Home Environment Oslo wants to build the world’s first zero-emissions Port

Oslo wants to build the world’s first zero-emissions Port

The MS Kongen, a ferry powered by the equivalent of 20 Tesla batteries. Port of Oslo
The MS Kongen, a ferry powered by the equivalent of 20 Tesla batteries. Port of Oslo

The Port of Oslo is electrifying ferries and taking other steps to slash emissions: “It’s what is necessary if we are going to reach the Paris Agreement.”

The edge of Oslo’s Ekeberg Hill gives quiet, unobstructed views of the Nordic city’s islands and bustling port. At the Sjursøya container terminal, cranes swing around, stacking multicolor containers in neat rows and columns. On the other side of the port, ferries load and unload passengers. A massive cruise ship idles while its inhabitants wander around the city.

The Port of Oslo receives between 50 and 70 calls a week and 12,500 containers a month, and the ships and shore equipment help produce 55,000 metric tons of greenhouse-gas emissions a year. That last figure is what Oslo is trying to change. By 2030, the port aims to make an 85 percent reduction in its emissions of carbon dioxide, sulphur oxide, nitrogen oxide, and particulate matter, with the goal of becoming the world’s first zero-emissions port.

“It’s very ambitious, but at the same time it’s what is necessary if we are going to reach the Paris Agreement,” says Heidi Neilson, head of environment for the Port of Oslo. The port’s 17-point climate action plan includes refitting ferry boats, implementing a low-carbon contracting process, and installing shore power, which would allow boats to cut their engines and plug into the grid when docked.

The effort is part of the city’s mandate to cut overall emissions by 95 percent by 2030—a decree that spares no person nor industry. The city’s climate budget and strategy is an all-hands atonement for the oil industry that made Norway into a very rich country.

The Sjursøya container terminal, and beyond it, cruise ships docked near the city center. (Port of Oslo)

“To reach the targets, all sectors have to reduce their emissions. Hence, the port and the maritime industry in Oslo must decarbonize at the same speed as the other sectors (i.e. energy supply, heating, construction, waste and combustion, road traffic),” writes Oslo Climate Agency Director Heidi Sørensen in an email to CityLab.

In August, the port signed a contract with Norwegian NGO the Bellona Foundation to move full speed ahead on cutting emissions—whether its users like it or not.

Freight’s big decarbonization challenge

According to the UN’s International Maritime Organization, between 80 and 90 percent of the world’s trade by volume is transported by sea on high-sulphur fuel oil—the dirtiest fuel there is. That’s about 94,000 vessels carrying 10 billion tons of crude, chemicals, corn, and cargo, to the tune of $4 trillion a year and nearly 4 percent of global GHG emissions.

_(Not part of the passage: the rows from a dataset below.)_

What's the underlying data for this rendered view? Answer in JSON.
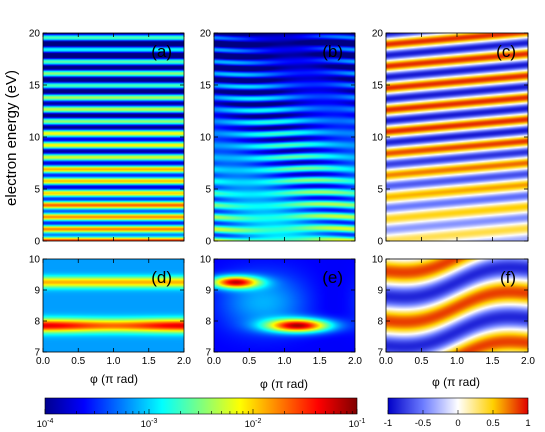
{
  "chart_data": {
    "type": "heatmap",
    "ylabel": "electron energy (eV)",
    "xlabel": "φ (π rad)",
    "x_ticks": [
      "0.0",
      "0.5",
      "1.0",
      "1.5",
      "2.0"
    ],
    "xlim": [
      0.0,
      2.0
    ],
    "panels": [
      {
        "label": "(a)",
        "ylim": [
          0,
          20
        ],
        "y_ticks": [
          "0",
          "5",
          "10",
          "15",
          "20"
        ],
        "colorscale": "log",
        "description": "bands independent of phi"
      },
      {
        "label": "(b)",
        "ylim": [
          0,
          20
        ],
        "y_ticks": [
          "0",
          "5",
          "10",
          "15",
          "20"
        ],
        "colorscale": "log",
        "description": "bands modulated by phi"
      },
      {
        "label": "(c)",
        "ylim": [
          0,
          20
        ],
        "y_ticks": [
          "0",
          "5",
          "10",
          "15",
          "20"
        ],
        "colorscale": "diverging",
        "description": "tilted positive/negative stripes"
      },
      {
        "label": "(d)",
        "ylim": [
          7,
          10
        ],
        "y_ticks": [
          "7",
          "8",
          "9",
          "10"
        ],
        "colorscale": "log",
        "peaks_eV": [
          7.85,
          9.25
        ]
      },
      {
        "label": "(e)",
        "ylim": [
          7,
          10
        ],
        "y_ticks": [
          "7",
          "8",
          "9",
          "10"
        ],
        "colorscale": "log",
        "peaks": [
          {
            "phi": 0.3,
            "energy": 9.25
          },
          {
            "phi": 1.2,
            "energy": 7.85
          }
        ]
      },
      {
        "label": "(f)",
        "ylim": [
          7,
          10
        ],
        "y_ticks": [
          "7",
          "8",
          "9",
          "10"
        ],
        "colorscale": "diverging"
      }
    ],
    "colorbars": [
      {
        "scale": "log",
        "range": [
          0.0001,
          0.1
        ],
        "tick_labels": [
          {
            "base": "10",
            "exp": "-4"
          },
          {
            "base": "10",
            "exp": "-3"
          },
          {
            "base": "10",
            "exp": "-2"
          },
          {
            "base": "10",
            "exp": "-1"
          }
        ]
      },
      {
        "scale": "linear",
        "range": [
          -1,
          1
        ],
        "tick_labels": [
          "-1",
          "-0.5",
          "0",
          "0.5",
          "1"
        ]
      }
    ]
  }
}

In Oslo, container ships aren’t the only problem. Ferries running to Denmark and Germany are responsible for nearly 40 percent of port emissions, while local ferries account for 12 percent, and onshore handling and transport equipment accounts for 14 percent. To address local ferry emissions, the port awarded a contract to Norled, which is currently tasked with electrifying three of 10 existing passenger ships. When all three of these heavily used ferries are outfitted with batteries, Norled estimates the transit authority’s port emissions will decline by 70 percent. Norled delivered the first electric refit in September—a job that took 150 workers a combined total of 25,000 hours. MS Kongen now has the equivalent of 20 Tesla batteries on board.

Progress is slower when it comes to bigger ships. Cruise and cargo ships still can’t cross an ocean on battery power alone because of the cumbersome size and weight of the required batteries. Hydrogen is gaining traction as an environmentally friendly option compatible with long-haul shipping. The fuel emits water and can be produced with renewable electricity. Unfortunately, it’s also prohibitively expensive at this early stage in its maritime-sector development.

“Hydrogen is, I think, the only energy carrier that is completely CO2 free and able to power ships on longer sailings. If you need to get the ship to sail from Rotterdam to New York, you cannot do it with batteries. You can only do it with hydrogen,” says Alex Ruijs, a senior consultant with Royal HaskoningDHV who works on electrical power and energy in the maritime and aviation sectors. However, he adds, the fuel is still 10 to 15 years away from being commercially competitive. Technologies to reliably produce other synthetic fuels are also not yet economically viable.